31 mars 2015
Changement d’époque
Par: Deux Rives

Récemment mon cousin, baby-boomer comme moi, se questionnait sur la capacité des jeunes à intégrer le monde du travail. Réflexions.

Ces jeunes qui entrent présentement sur le marché du travail, c’est la génération C, née entre 1984 et 1995. C’est la première génération totalement issue des technologies de l’information et d’internet. Ce faisant, son mode de pensée se développe dorénavant sous la forme d’un réseau complexe, flexible, multidimensionnel, universel et sans limites, à la fois horizontal, vertical et diagonal. Pour nos jeunes, le réseau tient lieu de référence (ex. : Google, Wikipédia), d’imaginaire collectif (ex. : Facebook, Instagram) et de lien hiérarchique (ex. : Ingénieur à Saurel, le patron à Paris et des collègues en Chine ou ailleurs, dans un environnement numérique en temps réel). Le raccourci des relations y est maintenant la norme, par téléphone intelligent interposé (ex. : Uber, Tinder, Airbnb). En ce sens, pour la génération C, l’autorité parentale ou patronale est dorénavant en compétition avec le réseau; de hiérarchique et formelle qu’elle était, celle-ci devient organique et informelle. Par exemple, l’autorité intellectuelle traditionnelle du professeur en classe sera de plus en plus confrontée aux écoles virtuelles en ligne, de toutes tendances.
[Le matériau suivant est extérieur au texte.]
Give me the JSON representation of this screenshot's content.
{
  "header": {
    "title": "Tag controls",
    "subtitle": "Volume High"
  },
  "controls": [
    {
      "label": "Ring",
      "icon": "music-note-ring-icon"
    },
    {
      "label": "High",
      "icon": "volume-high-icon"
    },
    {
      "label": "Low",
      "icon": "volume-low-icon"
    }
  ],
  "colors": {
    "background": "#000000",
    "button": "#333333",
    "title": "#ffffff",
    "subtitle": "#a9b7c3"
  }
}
Nés entre 1946 et 1965, les derniers Boomers arrivent actuellement à l’âge de la retraite. En usine ou au bureau, leur gouvernance s’effectue selon une hiérarchie de type militaire, fondamentalement verticale. Il y a le général qui dit au colonel qui dit au capitaine qui dit au lieutenant qui dit au sergent qui dit au soldat : « Tir ». Ce système de commandement c.-à-d. de gestion et de transfert de responsabilités, circulaire de haut en bas, est inscrit dans notre imaginaire collectif depuis des millénaires. C’est d’ailleurs l’un des fondements de la hiérarchie rigide de l’Église catholique, vieille de 2000 ans, dont nous sommes encore fortement imprégnés.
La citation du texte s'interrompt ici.